Influencer megabrands

Influencers (kids with a camera) are making established brands looks like marketing noobs.

Following in the giant DTC footsteps of MrBeast (with Feastables) as well as Logan Paul and KSI (with Prime Hydration), yet another YouTube power duo, Rhett & Link of Good Mythical Morning, have created an overhyped-product of their own to sell to their adoring fans.

MishMash cereal is what they have created.

The two cereals have launched with two very unique flavours - Peanut butter 'n honey sandwich and breakfast Mac 'n Cheese (yuck) and of course make use of a DTC online model to capture the commercial opportunity.

With more than 18 million channel subscribers these guys are far bigger than a lot of established media brands, so it completely makes sense that they would leverage that kind of power by selling their own products to the audience that they have created.

The trend of influencers launching their own brands has also gotten a lot of marketers scratching their heads as to how this is done; and wondering what lessons can be taken from the phenomenon.

It draws us to that old marketing saying (that way too many people glibly repeat, but far too few really understand): "Find products for your audience, not than an audience for your products."

Once you have the trust of your audience, you can seed and suggest products and solutions all day long. What most brands forget is that you need to start with your customer first, not your product-first.

Too many brands are product-obsessed. Designing products, selling products, servicing products...products, products, products. What they tend to forget in this obsession is the person the product is chosen by, the customer.
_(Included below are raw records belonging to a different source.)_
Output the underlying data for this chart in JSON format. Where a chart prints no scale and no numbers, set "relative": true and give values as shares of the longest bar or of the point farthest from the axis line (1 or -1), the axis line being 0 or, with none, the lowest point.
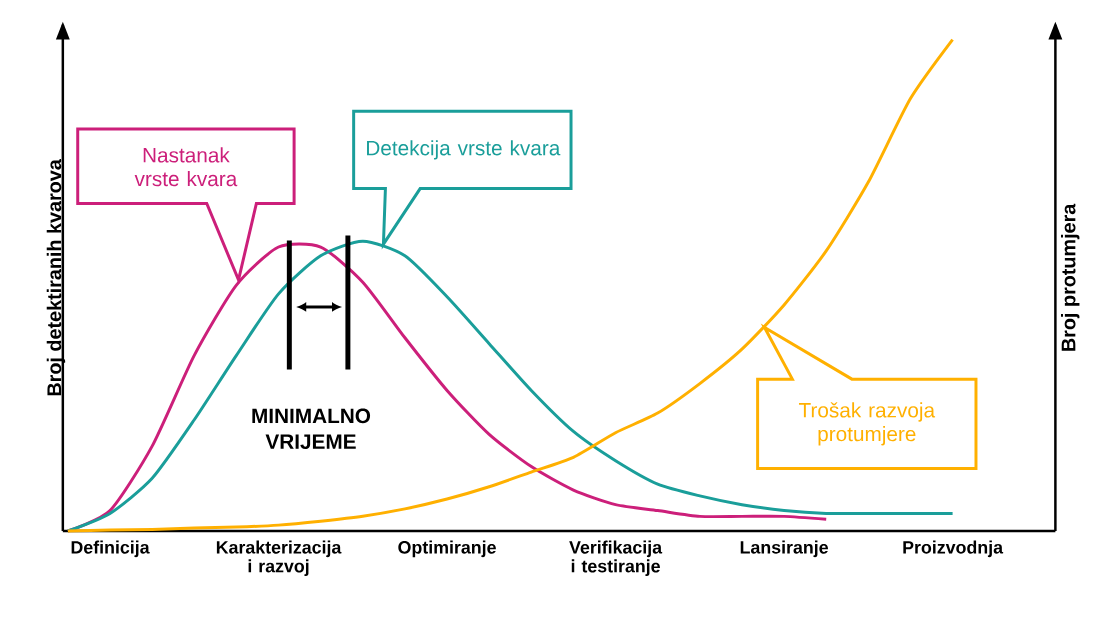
{
  "chart_data": {
    "type": "line",
    "relative": true,
    "categories": [
      null,
      "Definicija",
      null,
      null,
      null,
      "Karakterizacija i razvoj",
      null,
      null,
      null,
      "Optimiranje",
      null,
      null,
      null,
      "Verifikacija i testiranje",
      null,
      null,
      null,
      "Lansiranje",
      null,
      null,
      null,
      "Proizvodnja"
    ],
    "ylabel": "Broj detektiranih kvarova",
    "y2label": "Broj protumjera",
    "series": [
      {
        "name": "Nastanak vrste kvara",
        "color": "#cc1f7a",
        "values": [
          0,
          0.07,
          0.29,
          0.6,
          0.84,
          0.97,
          0.97,
          0.85,
          0.66,
          0.48,
          0.33,
          0.22,
          0.14,
          0.09,
          0.07,
          0.05,
          0.05,
          0.05,
          0.04,
          null,
          null,
          null
        ]
      },
      {
        "name": "Detekcija vrste kvara",
        "color": "#1a9e9a",
        "values": [
          0,
          0.06,
          0.18,
          0.38,
          0.6,
          0.81,
          0.94,
          0.99,
          0.94,
          0.8,
          0.64,
          0.48,
          0.34,
          0.24,
          0.16,
          0.12,
          0.09,
          0.07,
          0.06,
          0.06,
          0.06,
          0.06
        ]
      },
      {
        "name": "Trošak razvoja protumjere",
        "color": "#ffb000",
        "axis": "y2",
        "values": [
          0,
          0.002,
          0.003,
          0.006,
          0.008,
          0.012,
          0.02,
          0.03,
          0.045,
          0.065,
          0.09,
          0.12,
          0.15,
          0.2,
          0.24,
          0.3,
          0.37,
          0.46,
          0.57,
          0.71,
          0.88,
          1.0
        ]
      }
    ],
    "annotations": [
      "MINIMALNO VRIJEME"
    ]
  }
}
Customers are an afterthought, at best entire companies will hand the responsibility of understanding the customer over to the marketing department. The void in knowledge in this domain is universally staggering.

Influencers live and die by audience metrics, not blunt financial metrics. When you measure your influence based on what kind of share of mind you control, you command real marketing power.


MishMash
Rhett & Link grew up in the 80s— when your cereal was repped by a cool cartoon mascot, and the back of the box was kinda sweet, just like the cereal. They decided it was time to bring back the flavor and fun to the cereal aisle.